Thanks for your reply.

On 07/04/16 19:02, Mark Brown wrote:
> On Thu, Apr 07, 2016 at 03:25:09PM +0200, Martin Fuzzey wrote:
>
>> To implement the .enable_time() method I need the voltage (which is
>> the supply's voltage).
> No, this is not sensible. You should be telling the framework about the
> slew rate and letting the framework work out how long it's going to take
> to transition. Your driver shouldn't be peering around inside other
> regulators, it should be telling the framework what it does itself and
> any handling of interrelationships should be in the framework.

Ok, but I fail to see any way to do that (at least with the framework as
is).

The framework can tell the driver what slew rate to use (via
.set_ramp_delay)
And it can ask the driver what the turn on time is (via .enable_time)
It doesn't actullay know the slew rate (as a driver may not have
configurable
slew rates or the driver may have rounded the slew rate to something it
supports)

Or are you saying I should extend the framework to add a .get_ramp_delay
driver callback and make the framework do the calculation itself?

Happy to do that if it's the best way but your reply makes it sound
like i'm not using an existing framework functionality and I don't think
that is the case unless I'm overlooking something.

I'm just trying to do what rc5t583 already does in
rc5t583_regulator_enable_time()
except that in my case I don't know the voltage (since it comes from my
supply).

While moving it to the framework will avoid the driver knowing about other
regulators it won't fix the underlying issues I mentionned.

For a regulator configured as always-on the framework doesn't lookup and
enable the parent regulators until regulator_register_resolve_supply()
is caused right at the end of regulator_register().

This means that, when the always-on register is enabled it has no supply
assigned, even at the framework level.

It also means that currently there is a difference in the switch on order
depending if the regulator is configured as always-on:

Suppose A is the supply for B.

If B is NOT always-on, calling regulator_enable(B) will first enable A
then B
However if B is always-on, regulator_register(B) will first enable B then A

I'm not sure this actually matters in practice but A then B seems better
from an inrush current point of view.

Regards,

Martin

2016-04-10 23:19:10

by Mark Brown

[permalink] [raw]
Subject: Re: Regulator: drivers that need to know their supply

On Thu, Apr 07, 2016 at 08:17:25PM +0200, Martin Fuzzey wrote:
> On 07/04/16 19:02, Mark Brown wrote:

> >No, this is not sensible. You should be telling the framework about the
> >slew rate and letting the framework work out how long it's going to take
> >to transition. Your driver shouldn't be peering around inside other
> >regulators, it should be telling the framework what it does itself and
> >any handling of interrelationships should be in the framework.

> Ok, but I fail to see any way to do that (at least with the framework as
> is).

Then send patches for the framework. One of the great things about
working on Linux is that the whole OS is free software so you don't have
to work around things in your driver! I've not looked at the code for
this specific case.

> Or are you saying I should extend the framework to add a .get_ramp_delay
> driver callback and make the framework do the calculation itself?

Yes.

> While moving it to the framework will avoid the driver knowing about other
> regulators it won't fix the underlying issues I mentionned.

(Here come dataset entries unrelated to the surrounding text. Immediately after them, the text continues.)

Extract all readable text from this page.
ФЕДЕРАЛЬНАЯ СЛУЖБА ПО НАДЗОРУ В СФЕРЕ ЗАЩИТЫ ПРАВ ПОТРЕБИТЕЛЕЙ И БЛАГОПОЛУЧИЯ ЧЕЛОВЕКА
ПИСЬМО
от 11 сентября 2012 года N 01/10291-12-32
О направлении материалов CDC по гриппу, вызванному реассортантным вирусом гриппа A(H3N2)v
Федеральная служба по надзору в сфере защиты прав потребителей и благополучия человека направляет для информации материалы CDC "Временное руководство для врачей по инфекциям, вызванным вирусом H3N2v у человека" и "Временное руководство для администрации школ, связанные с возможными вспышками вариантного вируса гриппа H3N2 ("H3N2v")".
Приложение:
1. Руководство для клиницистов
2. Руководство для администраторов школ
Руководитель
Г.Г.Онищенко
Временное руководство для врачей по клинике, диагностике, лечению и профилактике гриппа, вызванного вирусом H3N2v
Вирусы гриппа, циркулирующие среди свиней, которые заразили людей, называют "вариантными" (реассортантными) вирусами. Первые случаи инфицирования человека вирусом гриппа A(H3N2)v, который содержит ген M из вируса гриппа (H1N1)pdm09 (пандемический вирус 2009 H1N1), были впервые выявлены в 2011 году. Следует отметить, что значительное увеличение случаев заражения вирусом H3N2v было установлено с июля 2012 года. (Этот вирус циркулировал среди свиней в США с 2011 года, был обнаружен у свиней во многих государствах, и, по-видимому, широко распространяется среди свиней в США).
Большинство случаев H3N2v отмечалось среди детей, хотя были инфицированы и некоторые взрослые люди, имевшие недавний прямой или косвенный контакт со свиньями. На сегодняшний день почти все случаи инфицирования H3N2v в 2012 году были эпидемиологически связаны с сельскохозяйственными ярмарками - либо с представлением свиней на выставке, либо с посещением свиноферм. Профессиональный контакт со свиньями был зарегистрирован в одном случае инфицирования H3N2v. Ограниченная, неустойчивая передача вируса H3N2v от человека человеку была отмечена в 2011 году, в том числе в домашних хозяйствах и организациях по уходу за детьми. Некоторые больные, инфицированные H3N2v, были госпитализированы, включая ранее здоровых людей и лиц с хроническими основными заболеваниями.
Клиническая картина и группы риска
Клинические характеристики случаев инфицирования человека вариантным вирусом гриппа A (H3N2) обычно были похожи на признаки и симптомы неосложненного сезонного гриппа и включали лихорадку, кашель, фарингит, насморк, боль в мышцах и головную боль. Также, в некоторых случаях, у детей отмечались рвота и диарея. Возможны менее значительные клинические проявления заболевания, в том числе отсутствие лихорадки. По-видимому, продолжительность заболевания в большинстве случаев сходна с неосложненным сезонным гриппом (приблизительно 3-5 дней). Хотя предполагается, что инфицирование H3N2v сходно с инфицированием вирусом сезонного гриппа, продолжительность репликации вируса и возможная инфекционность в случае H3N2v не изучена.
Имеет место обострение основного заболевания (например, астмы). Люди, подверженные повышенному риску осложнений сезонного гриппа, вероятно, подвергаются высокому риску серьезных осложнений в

> For a regulator configured as always-on the framework doesn't lookup and
> enable the parent regulators until regulator_register_resolve_supply()
> is caused right at the end of regulator_register().

> This means that, when the always-on register is enabled it has no supply
> assigned, even at the framework level.

You might find this changing very shortly but in any case the answer is
still the same, change the framework if it needs changing.